"The Power of N-ego "By James A. (Jim) Baker
It can happen almost without warning; both sides seem to have hit it off and the conversation is going very well. A lot of helpful information has been shared already, everyone has a clear idea of the goals that need to be accomplished, and the momentum is all positive. Then, as often happens during a negotiation, a particular detail emerges about which the parties disagree, and suddenly the atmosphere changes. Tension quickly fills the room, one or both sides become focused on the disagreement, and that cooperative atmosphere melts away like snowflakes in San Diego.
To an outside observer, negotiating might seem like working a jig-saw puzzle; just a matter of sticking with it long enough until you get all the pieces in the right place. There is an element of truth to this comparison, as long as you keep in mind the fact that both sides have a different opinion about what the final picture is supposed to look like, and also add in the likelihood that one or both parties may be holding onto pieces of the puzzle that they don’t really want to give up!
It is important to remember that negotiations are usually born out of a set of urgent needs or desires held by one or more parties. In order for these needs or desires to be fulfilled, other parties must be persuaded to give up certain items that may be important to them, and the only way to do that is to make sure that some of their needs are met, too. Needs, desires, dreams, problems, hopes, goals – these all have an emotional component. People can be very protective and defensive when it comes to protecting their needs and dreams. Unfortunately, the more emotional a person becomes about something during a negotiation, the more likely they are to quit thinking constructively and collaboratively, choosing instead to simply dig in and fight.
If you expect to become an effective, successful negotiator, you must learn to practice the principle of N-ego, which is simply short hand for NO Ego. Nothing will sink a negotiation faster than letting emotions – yours or the other side’s – get in the way of pursuing the main goals that brought you together in the first place. It may not always be possible to keep from becoming emotional when certain hot-button issues arise. (After all, we are all only human.) However, you can learn now to prevent emotions from interfering with your ability to keep your eyes on the prize – a win-win solution that will allow both sides to feel glad about the final outcome.

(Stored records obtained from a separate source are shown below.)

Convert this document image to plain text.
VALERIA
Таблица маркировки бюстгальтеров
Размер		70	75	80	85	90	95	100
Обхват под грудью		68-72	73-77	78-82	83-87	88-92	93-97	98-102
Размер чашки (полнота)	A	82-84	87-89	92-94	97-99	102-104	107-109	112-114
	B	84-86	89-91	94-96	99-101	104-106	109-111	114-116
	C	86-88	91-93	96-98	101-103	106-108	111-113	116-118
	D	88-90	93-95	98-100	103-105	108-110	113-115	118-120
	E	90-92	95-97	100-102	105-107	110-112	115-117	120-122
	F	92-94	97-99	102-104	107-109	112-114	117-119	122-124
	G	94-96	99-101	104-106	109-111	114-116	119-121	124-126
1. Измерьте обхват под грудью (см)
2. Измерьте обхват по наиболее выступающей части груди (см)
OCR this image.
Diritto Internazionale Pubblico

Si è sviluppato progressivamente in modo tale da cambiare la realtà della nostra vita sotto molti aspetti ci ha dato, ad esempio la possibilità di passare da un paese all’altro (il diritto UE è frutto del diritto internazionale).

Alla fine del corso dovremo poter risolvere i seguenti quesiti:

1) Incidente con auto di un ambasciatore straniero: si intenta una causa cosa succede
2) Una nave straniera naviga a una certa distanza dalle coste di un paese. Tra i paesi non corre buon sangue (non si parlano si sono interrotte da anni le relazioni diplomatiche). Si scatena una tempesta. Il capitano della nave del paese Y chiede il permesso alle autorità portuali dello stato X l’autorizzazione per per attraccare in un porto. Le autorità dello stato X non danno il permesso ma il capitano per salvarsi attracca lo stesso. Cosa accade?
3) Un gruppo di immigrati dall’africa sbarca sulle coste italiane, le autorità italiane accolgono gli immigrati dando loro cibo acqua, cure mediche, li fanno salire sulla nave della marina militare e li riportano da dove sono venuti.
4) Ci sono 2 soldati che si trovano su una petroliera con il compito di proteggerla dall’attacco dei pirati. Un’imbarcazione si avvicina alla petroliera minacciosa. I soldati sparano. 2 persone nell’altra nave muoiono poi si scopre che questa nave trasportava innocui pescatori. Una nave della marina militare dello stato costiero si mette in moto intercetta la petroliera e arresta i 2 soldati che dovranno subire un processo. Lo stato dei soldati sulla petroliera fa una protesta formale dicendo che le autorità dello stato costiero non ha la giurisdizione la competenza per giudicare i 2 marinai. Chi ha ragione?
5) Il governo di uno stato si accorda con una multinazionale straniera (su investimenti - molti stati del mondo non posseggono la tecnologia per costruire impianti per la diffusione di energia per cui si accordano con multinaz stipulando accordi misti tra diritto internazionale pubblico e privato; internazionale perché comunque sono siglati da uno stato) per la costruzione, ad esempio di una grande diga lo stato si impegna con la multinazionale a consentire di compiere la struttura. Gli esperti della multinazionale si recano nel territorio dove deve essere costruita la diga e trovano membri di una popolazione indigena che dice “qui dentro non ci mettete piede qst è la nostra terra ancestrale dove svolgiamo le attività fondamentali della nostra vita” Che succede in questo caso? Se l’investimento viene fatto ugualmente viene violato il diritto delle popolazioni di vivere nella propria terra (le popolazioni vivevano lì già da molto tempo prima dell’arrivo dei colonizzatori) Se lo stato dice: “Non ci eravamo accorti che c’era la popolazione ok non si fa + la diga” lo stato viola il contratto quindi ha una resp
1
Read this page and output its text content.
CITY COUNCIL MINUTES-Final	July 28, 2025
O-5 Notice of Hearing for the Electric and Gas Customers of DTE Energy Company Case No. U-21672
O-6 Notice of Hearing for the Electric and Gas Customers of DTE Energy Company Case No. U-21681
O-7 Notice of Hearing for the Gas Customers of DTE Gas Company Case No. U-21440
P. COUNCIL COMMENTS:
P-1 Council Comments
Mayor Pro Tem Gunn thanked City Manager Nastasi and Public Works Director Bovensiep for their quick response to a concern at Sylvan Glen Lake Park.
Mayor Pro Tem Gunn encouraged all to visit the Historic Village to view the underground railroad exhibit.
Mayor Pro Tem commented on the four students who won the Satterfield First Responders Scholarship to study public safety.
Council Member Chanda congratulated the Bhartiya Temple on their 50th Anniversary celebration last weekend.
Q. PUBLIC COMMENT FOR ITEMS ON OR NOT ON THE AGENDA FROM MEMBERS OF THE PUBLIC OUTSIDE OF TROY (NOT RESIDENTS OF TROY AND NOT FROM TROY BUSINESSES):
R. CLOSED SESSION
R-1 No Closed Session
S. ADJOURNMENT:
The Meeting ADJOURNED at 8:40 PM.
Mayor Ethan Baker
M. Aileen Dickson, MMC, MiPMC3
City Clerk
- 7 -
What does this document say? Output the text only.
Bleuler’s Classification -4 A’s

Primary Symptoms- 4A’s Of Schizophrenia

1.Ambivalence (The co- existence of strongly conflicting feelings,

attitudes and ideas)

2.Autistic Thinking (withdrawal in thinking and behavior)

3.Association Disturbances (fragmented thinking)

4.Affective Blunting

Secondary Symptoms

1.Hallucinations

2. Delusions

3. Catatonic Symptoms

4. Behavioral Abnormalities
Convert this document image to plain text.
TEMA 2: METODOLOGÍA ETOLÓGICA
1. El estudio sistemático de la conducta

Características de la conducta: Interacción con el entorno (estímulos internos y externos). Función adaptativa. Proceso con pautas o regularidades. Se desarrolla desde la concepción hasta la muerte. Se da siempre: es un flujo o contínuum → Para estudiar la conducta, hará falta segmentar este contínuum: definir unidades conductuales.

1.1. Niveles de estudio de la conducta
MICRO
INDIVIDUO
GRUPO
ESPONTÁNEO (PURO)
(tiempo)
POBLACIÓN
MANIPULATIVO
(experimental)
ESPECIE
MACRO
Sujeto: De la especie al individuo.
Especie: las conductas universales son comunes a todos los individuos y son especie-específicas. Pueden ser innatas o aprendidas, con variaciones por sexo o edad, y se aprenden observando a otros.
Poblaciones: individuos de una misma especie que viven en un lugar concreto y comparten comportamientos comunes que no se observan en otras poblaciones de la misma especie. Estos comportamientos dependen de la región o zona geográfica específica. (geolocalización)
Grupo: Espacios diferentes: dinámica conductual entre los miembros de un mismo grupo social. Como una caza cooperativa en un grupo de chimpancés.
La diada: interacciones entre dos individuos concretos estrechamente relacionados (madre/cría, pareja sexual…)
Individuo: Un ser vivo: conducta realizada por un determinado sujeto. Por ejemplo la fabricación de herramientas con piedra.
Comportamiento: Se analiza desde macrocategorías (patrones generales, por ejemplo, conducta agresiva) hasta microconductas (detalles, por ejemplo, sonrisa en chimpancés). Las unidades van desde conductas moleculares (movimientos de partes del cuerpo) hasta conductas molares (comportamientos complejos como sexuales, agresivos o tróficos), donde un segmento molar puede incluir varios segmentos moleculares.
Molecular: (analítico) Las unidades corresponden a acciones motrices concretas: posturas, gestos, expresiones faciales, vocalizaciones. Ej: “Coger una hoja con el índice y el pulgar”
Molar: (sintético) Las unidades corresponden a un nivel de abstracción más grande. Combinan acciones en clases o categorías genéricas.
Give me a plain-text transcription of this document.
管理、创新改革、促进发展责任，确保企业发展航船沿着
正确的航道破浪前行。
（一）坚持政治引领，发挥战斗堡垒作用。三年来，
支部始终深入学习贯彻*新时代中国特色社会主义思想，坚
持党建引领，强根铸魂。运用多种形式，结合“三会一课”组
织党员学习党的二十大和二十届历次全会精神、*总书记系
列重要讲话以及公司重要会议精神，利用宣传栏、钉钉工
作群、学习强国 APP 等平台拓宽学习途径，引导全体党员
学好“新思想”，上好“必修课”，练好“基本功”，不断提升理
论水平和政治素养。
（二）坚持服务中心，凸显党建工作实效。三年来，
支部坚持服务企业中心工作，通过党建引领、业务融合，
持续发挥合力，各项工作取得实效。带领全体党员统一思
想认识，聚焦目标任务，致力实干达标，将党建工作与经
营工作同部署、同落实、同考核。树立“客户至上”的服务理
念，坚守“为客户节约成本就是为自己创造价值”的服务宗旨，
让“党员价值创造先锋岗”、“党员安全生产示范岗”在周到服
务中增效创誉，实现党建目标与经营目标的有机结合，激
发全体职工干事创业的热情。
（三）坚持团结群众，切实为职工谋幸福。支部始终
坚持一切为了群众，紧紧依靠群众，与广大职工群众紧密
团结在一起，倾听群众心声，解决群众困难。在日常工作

Here are three important factors that come into play in any negotiation, and which can create problematic emotional obstacles if not handled properly:
Interests – You might call these the WHY behind the negotiation. Interests are comprised of each person’s values, belief systems, assumptions, dreams, desires and fears. Interests form the underlying motivations which bring someone to the negotiation table in the first place. There are two big problems with interests. First of all, they are often hidden or disguised under some other stated – but disingenuous – purpose. The other difficulty with interests is that they are non-negotiable, because they form the motivation for coming to the table in the first place. Someone shopping for a car may explain that he is looking at a certain model because he wants to give it to his daughter as a graduation present. What he may not reveal is that he has already promised his daughter a car for graduation, but his finances have recently suffered a loss, and now he is not only under pressure to keep his promise to his daughter, but he MUST keep the drive-out price below a certain number in order to be able to keep his promise at all. His fear of not being able to keep his promise becomes an interest that is equal to – and probably even greater than – his original desire to purchase the car. This shopper will not respond very well to tactics designed to boost him into a higher price class or devalue his trade-in, and he may become volatile or walk away altogether. Attacking these interests will almost always cause the negotiation to unravel. Because interests are usually hidden or disguised at the beginning, you must be very careful to ask good questions and try to carefully and graciously uncover these interests as the conversation moves along. Be sensitive to the fact that things are rarely what they appear to be, and you will be less likely to trigger emotional ego responses in the first place.
Issues – These form the WHAT of the negotiation. Issues are the pieces on the chessboard that are manipulated and traded in an attempt to help each party achieve the goals that will satisfy their underlying interests. These items ARE negotiable, and understanding how to use them is your best defense against emotions and ego. Once it is clear that a certain issue is not going to be resolved in the way you would like, don’t continue to force it. You are probably running up against a hidden interest, so find a way to work with another issue or trade a concession in another area in a way that will take you closer to your goal. If you get focused in “winning” on a certain issue, your ego may submarine the whole deal, because now you have adopted a position.
Positions – These are the HOWs of the negotiation. Everyone comes to the table with some preconceived notions of the best way issues should be handled in order to solve the problem. These assumptions become their opening positions. However, a negotiation is really about trading concessions and discovering compromises that will draw each side out of their positions and into a constructive, creative solution. Digging into a position and refusing to compromise or make concessions is the ultimate emotional, ego-driven strategy. Don’t let your positions prevent you from working for other solutions. Also, by patiently offering new, creative solutions, you may be able to coax the other side out of their positions as well. Instead of attacking a position, ask why it is important. The answer you receive may give you a key for finding an alternative.
Remember, the power of N-ego is just that: setting aside emotions and egos, and finding the solutions that are possible, instead clinging to the solutions you wish you could achieve. Isn’t that the point of negotiating in the first place?